How does text generation with textengine.io work?

To get started with generating texts, one needs a lot of semantic data. And not just data, but structured data. Explaining what structured data is and what it means quickly leads to its counterpart, which is unstructured data. Presumably 85-90 % of all data that is available online is unstructured - text documents, audio files, videos, and images. Such content contains a range of relevant data such as personal names, locations, or quantities, but in a ‘free’ unspecified form.

Online shops, news portals, weather services, and sports sites process tremendous amounts of unstructured information. As only structured data can be managed and used efficiently for electronic data processing solutions and Internet applications, the challenge lies within managing unstructured data into further forms. Only if the data is presented in tabular forms, i.e. in columns and rows, the applications are able to use it efficiently.

A weather project, for example, relies on masses of complicated data including temperature, humidity, time, air pressure, precipitation, cloud cover, time of day, and duration. Those things all work in combination, and any change in one necessitates a whole new set of text, plus its many variations. The same goes for the eCommerce where data such as brand, design, size, price, and functionality has to be put into context to create compelling product descriptions as well as it has to be updated regularly for better visibility. While any robust system designed to do such work can fire out hundreds of texts per second, it is important from the outset that they are set up with the knowledge of how to interpret this data correctly.

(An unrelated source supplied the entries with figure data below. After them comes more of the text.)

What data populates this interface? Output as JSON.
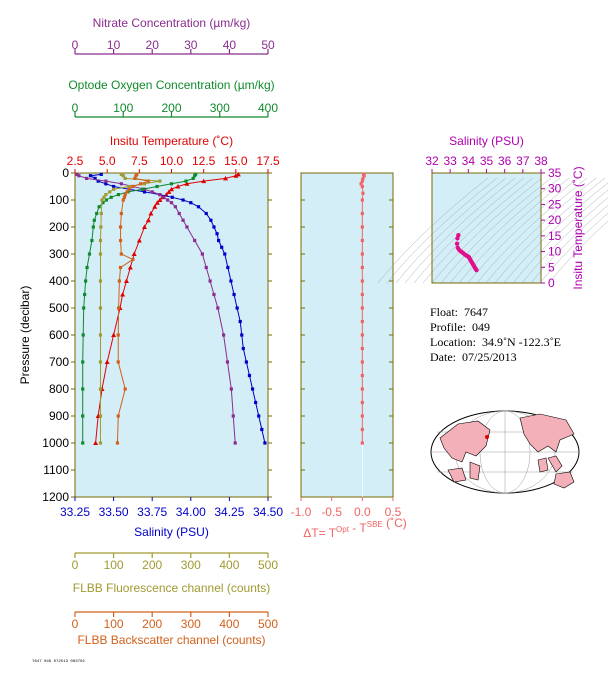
{
  "colors": {
    "nitrate": "#8B2C8F",
    "oxygen": "#108A2C",
    "temperature": "#E00000",
    "salinity": "#0000C8",
    "fluorescence": "#A09A30",
    "backscatter": "#D2601A",
    "delta_t": "#F06464",
    "inset_salinity": "#B000B0",
    "inset_points": "#E0108A",
    "axis_frame": "#7A6A00",
    "panel_bg": "#D4EEF8",
    "land": "#F4B0B8"
  },
  "info": {
    "float_label": "Float:",
    "float_value": "7647",
    "profile_label": "Profile:",
    "profile_value": "049",
    "location_label": "Location:",
    "location_value": "34.9˚N  -122.3˚E",
    "date_label": "Date:",
    "date_value": "07/25/2013"
  },
  "stamp_text": "7647 049 072513 083702",
  "chart_data": [
    {
      "type": "line",
      "panel": "main_profile",
      "ylabel": "Pressure (decibar)",
      "y_ticks": [
        0,
        100,
        200,
        300,
        400,
        500,
        600,
        700,
        800,
        900,
        1000,
        1100,
        1200
      ],
      "ylim": [
        1200,
        0
      ],
      "axes": {
        "nitrate": {
          "label": "Nitrate Concentration (µm/kg)",
          "ticks": [
            0,
            10,
            20,
            30,
            40,
            50
          ],
          "lim": [
            0,
            50
          ]
        },
        "oxygen": {
          "label": "Optode Oxygen Concentration (µm/kg)",
          "ticks": [
            0,
            100,
            200,
            300,
            400
          ],
          "lim": [
            0,
            400
          ]
        },
        "temperature": {
          "label": "Insitu Temperature (˚C)",
          "ticks": [
            "2.5",
            "5.0",
            "7.5",
            "10.0",
            "12.5",
            "15.0",
            "17.5"
          ],
          "lim": [
            2.5,
            17.5
          ]
        },
        "salinity": {
          "label": "Salinity (PSU)",
          "ticks": [
            "33.25",
            "33.50",
            "33.75",
            "34.00",
            "34.25",
            "34.50"
          ],
          "lim": [
            33.25,
            34.5
          ]
        },
        "fluorescence": {
          "label": "FLBB Fluorescence channel (counts)",
          "ticks": [
            0,
            100,
            200,
            300,
            400,
            500
          ],
          "lim": [
            0,
            500
          ]
        },
        "backscatter": {
          "label": "FLBB Backscatter channel (counts)",
          "ticks": [
            0,
            100,
            200,
            300,
            400,
            500
          ],
          "lim": [
            0,
            500
          ]
        }
      },
      "series": [
        {
          "name": "temperature",
          "axis": "temperature",
          "pressure": [
            5,
            10,
            20,
            30,
            40,
            50,
            60,
            70,
            80,
            90,
            100,
            110,
            125,
            150,
            175,
            200,
            250,
            300,
            350,
            400,
            450,
            500,
            600,
            700,
            800,
            900,
            1000
          ],
          "values": [
            15.2,
            15.0,
            14.2,
            12.5,
            11.2,
            10.5,
            10.0,
            9.8,
            9.6,
            9.3,
            9.1,
            8.9,
            8.7,
            8.4,
            8.2,
            7.9,
            7.5,
            7.1,
            6.8,
            6.5,
            6.2,
            6.0,
            5.5,
            5.0,
            4.6,
            4.3,
            4.1
          ]
        },
        {
          "name": "salinity",
          "axis": "salinity",
          "pressure": [
            5,
            10,
            20,
            30,
            40,
            50,
            60,
            70,
            80,
            90,
            100,
            110,
            125,
            150,
            175,
            200,
            225,
            250,
            275,
            300,
            350,
            400,
            450,
            500,
            550,
            600,
            650,
            700,
            750,
            800,
            850,
            900,
            950,
            1000
          ],
          "values": [
            33.42,
            33.35,
            33.38,
            33.4,
            33.45,
            33.5,
            33.6,
            33.7,
            33.8,
            33.88,
            33.95,
            34.0,
            34.05,
            34.1,
            34.13,
            34.15,
            34.17,
            34.18,
            34.2,
            34.22,
            34.24,
            34.26,
            34.28,
            34.3,
            34.32,
            34.33,
            34.34,
            34.36,
            34.38,
            34.4,
            34.42,
            34.44,
            34.46,
            34.48
          ]
        },
        {
          "name": "nitrate",
          "axis": "nitrate",
          "pressure": [
            5,
            10,
            20,
            30,
            40,
            50,
            60,
            70,
            80,
            90,
            100,
            110,
            125,
            150,
            175,
            200,
            250,
            300,
            350,
            400,
            450,
            500,
            600,
            700,
            800,
            900,
            1000
          ],
          "values": [
            0.5,
            1.0,
            3.0,
            8.0,
            12.0,
            15.0,
            18.0,
            20.0,
            22.0,
            23.0,
            24.0,
            25.0,
            26.0,
            27.0,
            28.0,
            29.0,
            31.0,
            33.0,
            34.0,
            35.0,
            36.0,
            37.0,
            38.5,
            39.5,
            40.5,
            41.0,
            41.5
          ]
        },
        {
          "name": "oxygen",
          "axis": "oxygen",
          "pressure": [
            5,
            10,
            20,
            30,
            40,
            50,
            60,
            70,
            80,
            90,
            100,
            110,
            125,
            150,
            175,
            200,
            250,
            300,
            350,
            400,
            450,
            500,
            600,
            700,
            800,
            900,
            1000
          ],
          "values": [
            250,
            248,
            245,
            230,
            200,
            170,
            140,
            110,
            90,
            75,
            65,
            58,
            50,
            45,
            40,
            38,
            35,
            30,
            25,
            22,
            20,
            18,
            17,
            16,
            16,
            16,
            16
          ]
        },
        {
          "name": "fluorescence",
          "axis": "fluorescence",
          "pressure": [
            5,
            10,
            20,
            30,
            40,
            50,
            60,
            70,
            80,
            90,
            100,
            150,
            200,
            250,
            300,
            400,
            500,
            600,
            700,
            800,
            900,
            1000
          ],
          "values": [
            120,
            125,
            130,
            220,
            180,
            140,
            100,
            90,
            80,
            75,
            70,
            68,
            67,
            66,
            66,
            66,
            66,
            66,
            66,
            66,
            66,
            66
          ]
        },
        {
          "name": "backscatter",
          "axis": "backscatter",
          "pressure": [
            5,
            10,
            20,
            30,
            40,
            50,
            60,
            70,
            80,
            90,
            100,
            150,
            200,
            250,
            300,
            320,
            350,
            400,
            500,
            600,
            700,
            800,
            900,
            1000
          ],
          "values": [
            160,
            158,
            155,
            190,
            170,
            150,
            140,
            135,
            130,
            128,
            125,
            120,
            118,
            118,
            120,
            150,
            118,
            115,
            113,
            112,
            112,
            130,
            112,
            110
          ]
        }
      ]
    },
    {
      "type": "line",
      "panel": "delta_t",
      "xlabel_prefix": "ΔT= T",
      "xlabel_sup1": "Opt",
      "xlabel_mid": " - T",
      "xlabel_sup2": "SBE",
      "xlabel_suffix": " (˚C)",
      "x_ticks": [
        "-1.0",
        "-0.5",
        "0.0",
        "0.5"
      ],
      "xlim": [
        -1.0,
        0.5
      ],
      "pressure": [
        5,
        10,
        20,
        30,
        40,
        50,
        75,
        100,
        150,
        200,
        250,
        300,
        350,
        400,
        450,
        500,
        550,
        600,
        650,
        700,
        750,
        800,
        850,
        900,
        950,
        1000
      ],
      "values": [
        0.02,
        0.03,
        0.01,
        0.0,
        -0.02,
        0.0,
        0.01,
        0.0,
        0.0,
        0.0,
        0.0,
        0.0,
        0.0,
        0.0,
        0.0,
        0.0,
        0.0,
        0.0,
        0.0,
        0.0,
        0.0,
        0.0,
        0.0,
        0.0,
        0.0,
        0.0
      ]
    },
    {
      "type": "scatter",
      "panel": "ts_inset",
      "title": "Salinity (PSU)",
      "ylabel": "Insitu Temperature (˚C)",
      "x_ticks": [
        32,
        33,
        34,
        35,
        36,
        37,
        38
      ],
      "y_ticks": [
        0,
        5,
        10,
        15,
        20,
        25,
        30,
        35
      ],
      "xlim": [
        32,
        38
      ],
      "ylim": [
        0,
        35
      ],
      "salinity": [
        33.45,
        33.4,
        33.38,
        33.42,
        33.5,
        33.6,
        33.7,
        33.8,
        33.9,
        34.0,
        34.05,
        34.1,
        34.15,
        34.2,
        34.25,
        34.3,
        34.35,
        34.4,
        34.45
      ],
      "temperature": [
        15.2,
        14.2,
        12.5,
        11.2,
        10.5,
        10.0,
        9.6,
        9.1,
        8.7,
        8.4,
        8.0,
        7.5,
        7.0,
        6.5,
        6.0,
        5.5,
        5.0,
        4.5,
        4.1
      ]
    }
  ]
}
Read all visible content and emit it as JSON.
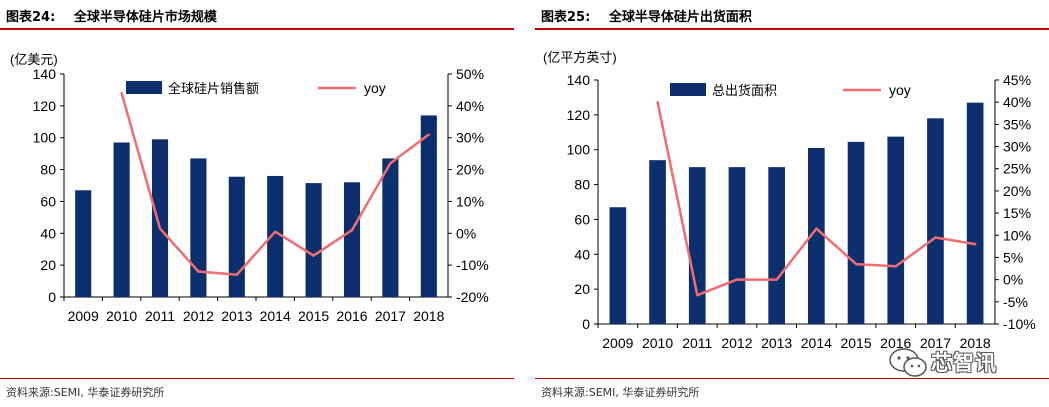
{
  "chart_data": [
    {
      "type": "bar",
      "figure_no": "图表24:",
      "title": "全球半导体硅片市场规模",
      "unit_label": "(亿美元)",
      "categories": [
        "2009",
        "2010",
        "2011",
        "2012",
        "2013",
        "2014",
        "2015",
        "2016",
        "2017",
        "2018"
      ],
      "series": [
        {
          "name": "全球硅片销售额",
          "type": "bar",
          "axis": "left",
          "values": [
            67,
            97,
            99,
            87,
            75.5,
            76,
            71.5,
            72,
            87,
            114
          ]
        },
        {
          "name": "yoy",
          "type": "line",
          "axis": "right",
          "values": [
            null,
            44,
            1.5,
            -12,
            -13,
            0.5,
            -7,
            1,
            22,
            31
          ]
        }
      ],
      "y_left": {
        "min": 0,
        "max": 140,
        "ticks": [
          0,
          20,
          40,
          60,
          80,
          100,
          120,
          140
        ]
      },
      "y_right": {
        "min": -20,
        "max": 50,
        "ticks": [
          "-20%",
          "-10%",
          "0%",
          "10%",
          "20%",
          "30%",
          "40%",
          "50%"
        ]
      },
      "legend": "top",
      "grid": false,
      "source": "资料来源:SEMI, 华泰证券研究所"
    },
    {
      "type": "bar",
      "figure_no": "图表25:",
      "title": "全球半导体硅片出货面积",
      "unit_label": "(亿平方英寸)",
      "categories": [
        "2009",
        "2010",
        "2011",
        "2012",
        "2013",
        "2014",
        "2015",
        "2016",
        "2017",
        "2018"
      ],
      "series": [
        {
          "name": "总出货面积",
          "type": "bar",
          "axis": "left",
          "values": [
            67,
            94,
            90,
            90,
            90,
            101,
            104.5,
            107.5,
            118,
            127
          ]
        },
        {
          "name": "yoy",
          "type": "line",
          "axis": "right",
          "values": [
            null,
            40,
            -3.5,
            0,
            0,
            11.5,
            3.5,
            3,
            9.5,
            8
          ]
        }
      ],
      "y_left": {
        "min": 0,
        "max": 140,
        "ticks": [
          0,
          20,
          40,
          60,
          80,
          100,
          120,
          140
        ]
      },
      "y_right": {
        "min": -10,
        "max": 45,
        "ticks": [
          "-10%",
          "-5%",
          "0%",
          "5%",
          "10%",
          "15%",
          "20%",
          "25%",
          "30%",
          "35%",
          "40%",
          "45%"
        ]
      },
      "legend": "top",
      "grid": false,
      "source": "资料来源:SEMI, 华泰证券研究所"
    }
  ],
  "colors": {
    "bar": "#0d2f6e",
    "line": "#f26d6f",
    "rule": "#c00000",
    "axis": "#000000"
  },
  "watermark": {
    "text": "芯智讯",
    "icon": "wechat-bubble-icon"
  }
}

For that reason, human editors need to set up the framework for text generation beforehand. To do this, they determine the sequence of the individual data information in advance in the form of prioritizations and makes an initial formatting in which they define paragraphs at relevant points. For each paragraph, they need to create templates for the wording and define conditions under which the given templates are used. Once they are in place alongside the necessary data, the system can work independently and the software engine knows how to arrange the content in a specific order, known as the ‘story plot’ or ‘narrative.’

Based on this structure many different text variants can be created, which always contain new expressions with the same statement. This can be of great importance e.g. for SEO-relevant product descriptions. Once the structure has been defined, the possibilities for variation are incredibly diverse: textengine.io enables you to generate and share report templates or product descriptions quickly, at scale, and in a personalised way. Writing content templates that reflect your brand’s tone of voice and identity, even across several languages, will encourage a continued customer engagement. You’ll attract and convert more visitors with unique, consistent, and engaging content for every product or service line.

How does textengine.io help the content creation?

Structured data is the basis for creating new content through text automation. Natural Language Generation (NLG) applications like textengine.io make it possible to import large amounts of data into a system via direct upload or API. textengine.io then allows to build and manage own NLG content. It is based on the rtr textengine, one of the world’s most-powerful pieces of software in this class and which is built to generate text in German, English, French, Dutch, and Italian. Its features include:

  1. An intuitive interface that makes creating your own NLG projects straightforward and quick.

  2. Automatic text adaptation through intelligent linguistic analysis takes the data provided and adjusts your text automatically.

  3. Adaptable and easily-changeable project management, meaning that you can continually hone your NLG work, maintaining control at every step of the process.

  4. Comprehensive onboarding and support from Retrescos customer success management to guarantee a successful project.